Maui College Pranksters Build 30-Foot Snowman Atop Haleakala


Daily morning rounds by the rangers at Haleakala National Park are most often ordinary, with nothing much to worry about except keeping your ears warm and not dropping your hot coffee.

Not on Tuesday, however.

"I turned the corner around the observatory and WHAM there he was. We estimate the sucker is at least 30 feet tall, and where they got the accessories, who knows?" said Edward Kuikawa, assistant to the park's regional ranger manager who works atop the 10,023-foot elevation mountain that dominates the island of Maui.

"I spilled coffee down my shirt in the truck," Kuikawa said. "At first I thought it was a yeti."

It took most of the day, but Kuikawa and his crew eventually figured out what it was, and who left it there.

It seems a mischievous group of students from the University of Hawaii Maui College snuck up there the evening before and took advantage of the relatively rare snowfall brought by the big storm last week.

One of the students left behind his associated students card.

"My bad," said Jed Popopo, 19, of Haiku, a sophomore at the college majoring in gender studies. "It was so frickin' freezing that I had my hands in my pants pockets, and it must have fallen out while standing on the ladder packing snow."

Popopo said the group of five students have been dreaming about what's atop Haleakala all year, ever since learning in a geology class some details about the only active volcano on Maui.

At least 10 eruptions have occurred the past 1,000 years on the volcano estimated to be 750,000 years old. The last eruption was in 1790, pretty much creating the coast of the southwest part of the island around La Perouse Bay.

This type of historic information mingled with something still on the students' minds from the holidays, said Kyle Picadilly of Wailea, 19, who is studying geology and hopes one day to become a volcanist.

"We just saw the Abominable Snowman in that cool old 'Rudolph' special they show every year," Picadilly said. "Then it rained really hard and before we knew it, the top of Haleakala was white.
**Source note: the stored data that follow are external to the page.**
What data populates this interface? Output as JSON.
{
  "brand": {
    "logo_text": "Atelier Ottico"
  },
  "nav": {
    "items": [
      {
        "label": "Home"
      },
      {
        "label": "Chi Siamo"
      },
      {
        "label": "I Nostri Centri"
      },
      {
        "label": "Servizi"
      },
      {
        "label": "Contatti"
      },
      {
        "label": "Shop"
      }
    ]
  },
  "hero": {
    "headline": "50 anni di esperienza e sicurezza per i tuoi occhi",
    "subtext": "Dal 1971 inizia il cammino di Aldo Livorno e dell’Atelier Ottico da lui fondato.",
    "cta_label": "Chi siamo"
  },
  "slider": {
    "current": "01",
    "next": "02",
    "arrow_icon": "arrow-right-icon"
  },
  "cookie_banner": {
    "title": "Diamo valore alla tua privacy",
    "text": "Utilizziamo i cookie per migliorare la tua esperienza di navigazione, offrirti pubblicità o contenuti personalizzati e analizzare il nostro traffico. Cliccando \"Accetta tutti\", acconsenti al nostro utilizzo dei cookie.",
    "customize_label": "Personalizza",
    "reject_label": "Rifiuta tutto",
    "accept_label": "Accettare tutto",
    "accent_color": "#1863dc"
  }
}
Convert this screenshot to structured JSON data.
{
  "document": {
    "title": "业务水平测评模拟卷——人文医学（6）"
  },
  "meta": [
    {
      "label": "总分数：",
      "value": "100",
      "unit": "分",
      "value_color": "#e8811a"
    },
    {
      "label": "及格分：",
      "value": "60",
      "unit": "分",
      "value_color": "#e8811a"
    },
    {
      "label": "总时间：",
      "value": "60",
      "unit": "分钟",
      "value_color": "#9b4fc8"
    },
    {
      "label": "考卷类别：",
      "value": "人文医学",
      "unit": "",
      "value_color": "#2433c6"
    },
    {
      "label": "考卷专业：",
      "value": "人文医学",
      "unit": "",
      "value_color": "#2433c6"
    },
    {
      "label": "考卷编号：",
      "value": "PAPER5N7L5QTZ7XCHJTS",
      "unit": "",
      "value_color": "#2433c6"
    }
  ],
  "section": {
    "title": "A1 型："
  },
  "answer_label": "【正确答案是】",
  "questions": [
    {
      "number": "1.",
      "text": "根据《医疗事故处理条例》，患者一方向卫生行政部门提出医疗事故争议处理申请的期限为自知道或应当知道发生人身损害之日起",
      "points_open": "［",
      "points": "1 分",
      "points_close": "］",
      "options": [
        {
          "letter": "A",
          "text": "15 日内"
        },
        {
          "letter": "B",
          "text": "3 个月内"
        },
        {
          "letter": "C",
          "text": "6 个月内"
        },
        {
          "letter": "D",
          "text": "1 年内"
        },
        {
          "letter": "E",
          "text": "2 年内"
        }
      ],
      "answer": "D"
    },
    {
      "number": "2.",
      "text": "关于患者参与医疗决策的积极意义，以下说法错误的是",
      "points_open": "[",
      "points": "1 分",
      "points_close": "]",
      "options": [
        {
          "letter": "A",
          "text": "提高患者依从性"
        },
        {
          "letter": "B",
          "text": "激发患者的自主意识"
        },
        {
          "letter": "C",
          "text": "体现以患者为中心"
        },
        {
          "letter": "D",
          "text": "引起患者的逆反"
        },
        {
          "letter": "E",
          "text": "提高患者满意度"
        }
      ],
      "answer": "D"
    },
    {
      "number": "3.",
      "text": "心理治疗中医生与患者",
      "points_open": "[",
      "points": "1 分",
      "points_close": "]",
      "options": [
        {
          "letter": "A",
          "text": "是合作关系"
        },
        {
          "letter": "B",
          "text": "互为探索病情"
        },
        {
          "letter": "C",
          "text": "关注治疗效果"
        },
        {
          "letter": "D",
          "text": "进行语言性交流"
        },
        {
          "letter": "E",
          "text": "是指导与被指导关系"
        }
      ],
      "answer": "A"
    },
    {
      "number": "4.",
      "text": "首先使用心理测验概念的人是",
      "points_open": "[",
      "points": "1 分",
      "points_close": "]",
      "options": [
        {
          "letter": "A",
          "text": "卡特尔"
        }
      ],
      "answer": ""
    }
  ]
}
We were stoked!

"Plus we were pretty baked, and we all looked at each other and pretty much had the same idea."

The group knew they had to build the huge snowman in darkness, to ensure the surprise they wanted for the rangers. They left the college in late afternoon Monday, gathering up items along the way to decorate.

Popopo said it took the group until just before sunrise to complete the task, mainly because it was super dark.

"We'll never do that again," he said. "I still can't feel my hands."

Kuikawa of the National Park advises everyone on Maui, locals and visitors alike, to not sneak into the park, especially in darkness. Doing so presents quite the number of dangers, he said.

Still, Kuikawa and his co-workers remained amazed at the sight of a 30-foot mound of snow on a summit that sees the white stuff infrequently.

"I can't figure out how they got a ladder on top of a 2002 Honda Civic," said Chester Paige, assistant to Popopo in the rangers' office. "We also really don't know how they didn't freeze to death."

"We had a secret weapon," Picadilly said. "A case of White Claw."